Three days isn’t a lot of runway, but it’s not nothing. For someone who only wants to watch a handful of matches and has no interest in maintaining a broader subscription, Fox One is the most targeted of the World Cup streaming free trials available right now.
How to Stack Free Trials and Minimize What You Actually Pay
The smartest play here isn’t picking one service and sticking with it — it’s sequencing. Start with YouTube TV’s 10-day trial to cover the group stage, then move to FuboTV’s five-day trial for the round of 16. From there, $9.99 buys you FuboTV access through the quarters, semis, and final. If you’re an Xfinity subscriber or a Walmart Plus member, Peacock fills in any gaps at no extra cost. Approached this way, World Cup streaming free trials become a genuine cost-cutting tool rather than just a marketing gimmick.
The key discipline is tracking your trial end dates obsessively and cancelling before you’re charged — something streaming platforms are obviously banking on you failing to do. Set calendar reminders the moment you sign up. Every one of these services makes it easy to subscribe and harder to remember to cancel.

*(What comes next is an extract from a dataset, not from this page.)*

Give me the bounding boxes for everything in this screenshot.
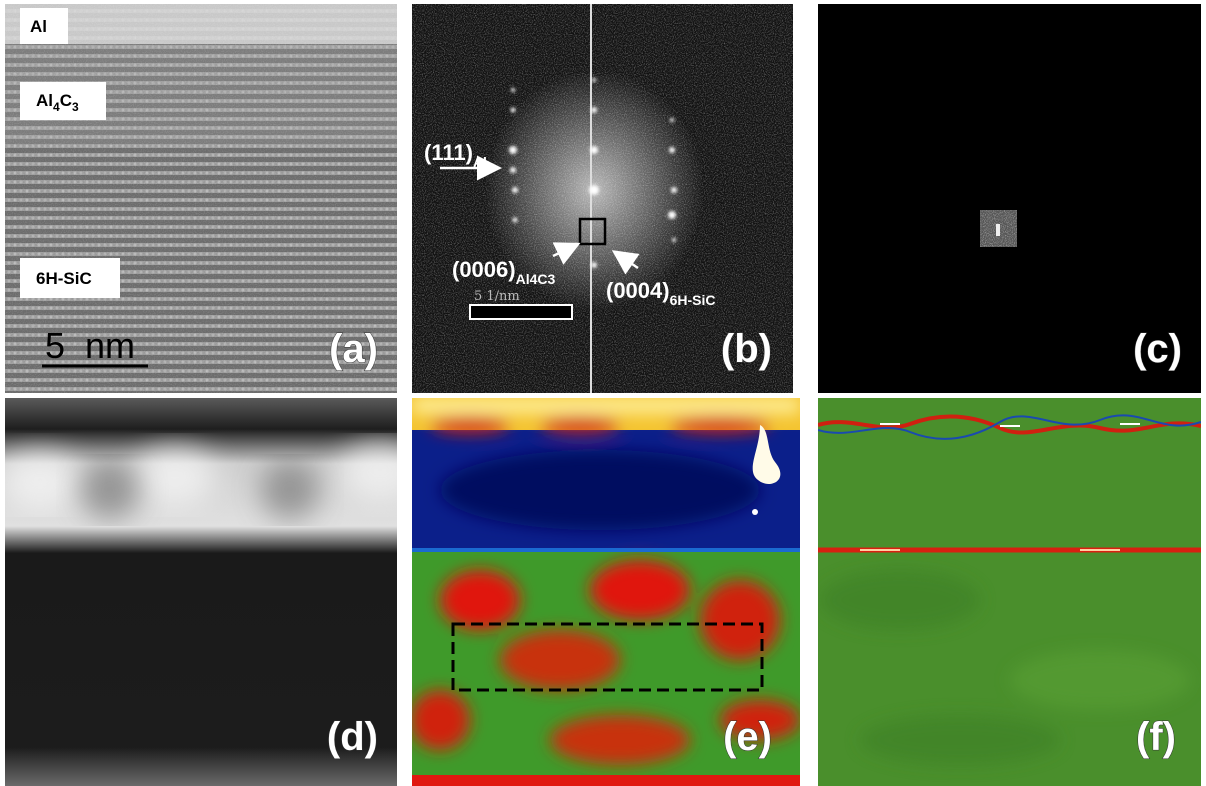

It’s also worth noting that ‘new subscriber’ requirements are enforced with varying degrees of strictness across platforms. Some will catch you if you use the same email or payment method; others are less rigorous. Using a different email address is the most common workaround, though it’s a grey area in each platform’s terms of service.

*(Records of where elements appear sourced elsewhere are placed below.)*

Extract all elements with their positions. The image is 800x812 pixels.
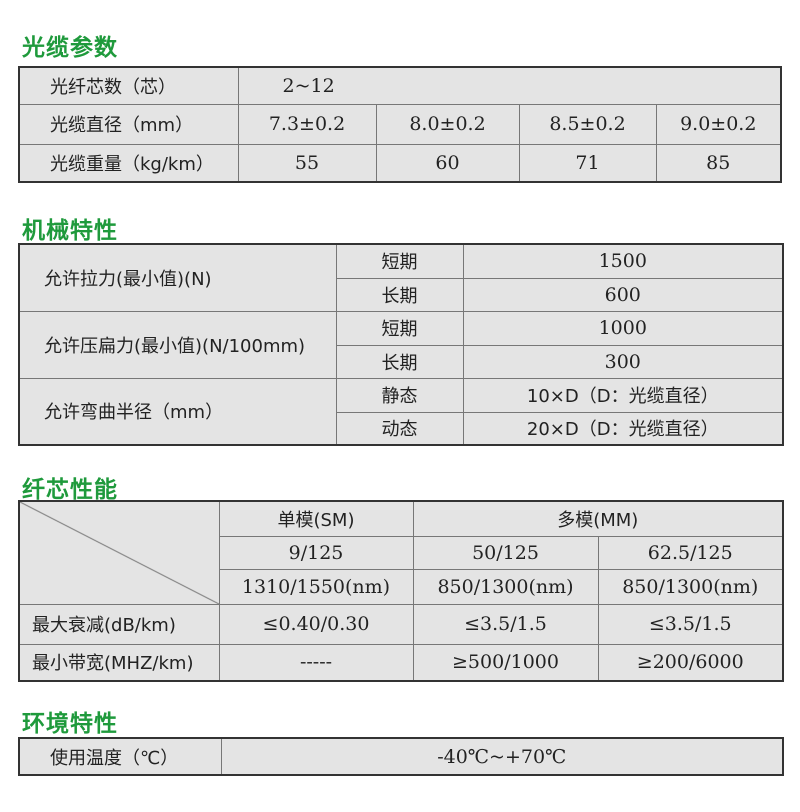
section-title-mech: 机械特性 (22, 218, 118, 244)
cell: 20×D（D：光缆直径） (462, 411, 784, 446)
label: 允许压扁力(最小值)(N/100mm) (18, 310, 337, 379)
cell: 300 (462, 344, 784, 379)
cell: -40℃~+70℃ (220, 737, 784, 776)
header-sm: 单模(SM) (218, 500, 414, 537)
cell: 9/125 (218, 535, 414, 570)
cell: ≤3.5/1.5 (412, 603, 599, 645)
cell: 短期 (335, 243, 464, 279)
cell: 850/1300(nm) (412, 568, 599, 605)
cell: 1000 (462, 310, 784, 346)
cell: 10×D（D：光缆直径） (462, 377, 784, 413)
cell: 动态 (335, 411, 464, 446)
cell: 9.0±0.2 (655, 103, 782, 145)
cell: ≥500/1000 (412, 643, 599, 682)
label: 允许拉力(最小值)(N) (18, 243, 337, 312)
cell: 85 (655, 143, 782, 183)
label: 光缆直径（mm） (18, 103, 239, 145)
cell: ----- (218, 643, 414, 682)
label: 光纤芯数（芯） (18, 66, 239, 105)
cell: ≤0.40/0.30 (218, 603, 414, 645)
label: 最大衰减(dB/km) (18, 603, 220, 645)
fiber-table: 单模(SM) 多模(MM) 9/125 50/125 62.5/125 1310/15… (18, 500, 785, 682)
cell: 55 (237, 143, 377, 183)
cell: ≥200/6000 (597, 643, 784, 682)
label: 光缆重量（kg/km） (18, 143, 239, 183)
cell: 静态 (335, 377, 464, 413)
cell: 1500 (462, 243, 784, 279)
cell: 短期 (335, 310, 464, 346)
diagonal-header-cell (18, 500, 220, 605)
cell: 50/125 (412, 535, 599, 570)
mech-table: 允许拉力(最小值)(N) 短期 1500 长期 600 允许压扁力(最小值)(N/10… (18, 243, 784, 446)
cell: 7.3±0.2 (237, 103, 377, 145)
value: 2~12 (237, 66, 782, 105)
cell: 600 (462, 277, 784, 312)
label: 使用温度（℃） (18, 737, 222, 776)
section-title-fiber: 纤芯性能 (22, 477, 118, 503)
section-title-cable: 光缆参数 (22, 35, 118, 61)
header-mm: 多模(MM) (412, 500, 784, 537)
section-title-env: 环境特性 (22, 711, 118, 737)
cell: 1310/1550(nm) (218, 568, 414, 605)
cell: 62.5/125 (597, 535, 784, 570)
cell: 8.5±0.2 (518, 103, 657, 145)
cell: 71 (518, 143, 657, 183)
cable-table: 光纤芯数（芯） 2~12 光缆直径（mm） 7.3±0.2 8.0±0.2 8.5±0.… (18, 66, 782, 183)
cell: 长期 (335, 344, 464, 379)
cell: ≤3.5/1.5 (597, 603, 784, 645)
cell: 长期 (335, 277, 464, 312)
label: 最小带宽(MHZ/km) (18, 643, 220, 682)
cell: 60 (375, 143, 520, 183)
env-table: 使用温度（℃） -40℃~+70℃ (18, 737, 784, 776)
label: 允许弯曲半径（mm） (18, 377, 337, 446)
cell: 8.0±0.2 (375, 103, 520, 145)
cell: 850/1300(nm) (597, 568, 784, 605)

The Bigger Picture: Sports Streaming Is Still a Mess
What this whole exercise reveals is how fragmented live sports streaming remains in the US. The fact that fans need a decision-tree diagram just to figure out how to watch the World Cup — one of the most-watched sporting events on Earth — points to a rights landscape that still hasn’t been rationalized for the streaming era.
Disney, NBC Universal, Fox, and Google are all pulling in different directions, each trying to own a slice of the live sports audience. Meanwhile, viewers are stuck triangulating between five different apps, hunting for World Cup streaming free trials, and setting calendar reminders so they don’t accidentally pay $55 for a service they only needed for two weeks. The irony is that this complexity probably drives more piracy than any of these platforms would like to admit.

For now, the trial-stacking strategy is the most practical answer available. But as sports rights deals come up for renewal over the next few years — particularly with the NFL, NBA, and FIFA all in active negotiations — expect the streaming landscape to keep shifting. Whether it gets simpler or more fractured is the real question worth watching.
Source: The Verge
Frequently Asked Questions
Which service offers the longest World Cup streaming free trial?
YouTube TV offers the longest standard free trial at 10 days for its Sports plan. However, Best Buy Plus and Total members can claim a 30-day FuboTV free trial, which is the longest single-service offer currently available for the World Cup.
Can I watch every World Cup match on a single streaming service?
Yes. FuboTV, YouTube TV’s Sports plan, and Fox One are among the services that carry World Cup matches. FuboTV is generally considered a cost-effective single-service option after its five-day trial ends.
Does Walmart Plus include free access to World Cup matches?
Walmart Plus members can claim either Peacock Premium or Paramount Plus Essential for free, though only one at a time, with a 90-day cooldown period between switching. Peacock carries World Cup matches, so this is a viable free route.
What happens after the YouTube TV Sports plan free trial ends?
After the 10-day trial, YouTube TV’s Sports plan renews at $54.99 per month for the first year, which is $10 per month less than the standard rate. It includes Fox and 35 other live networks.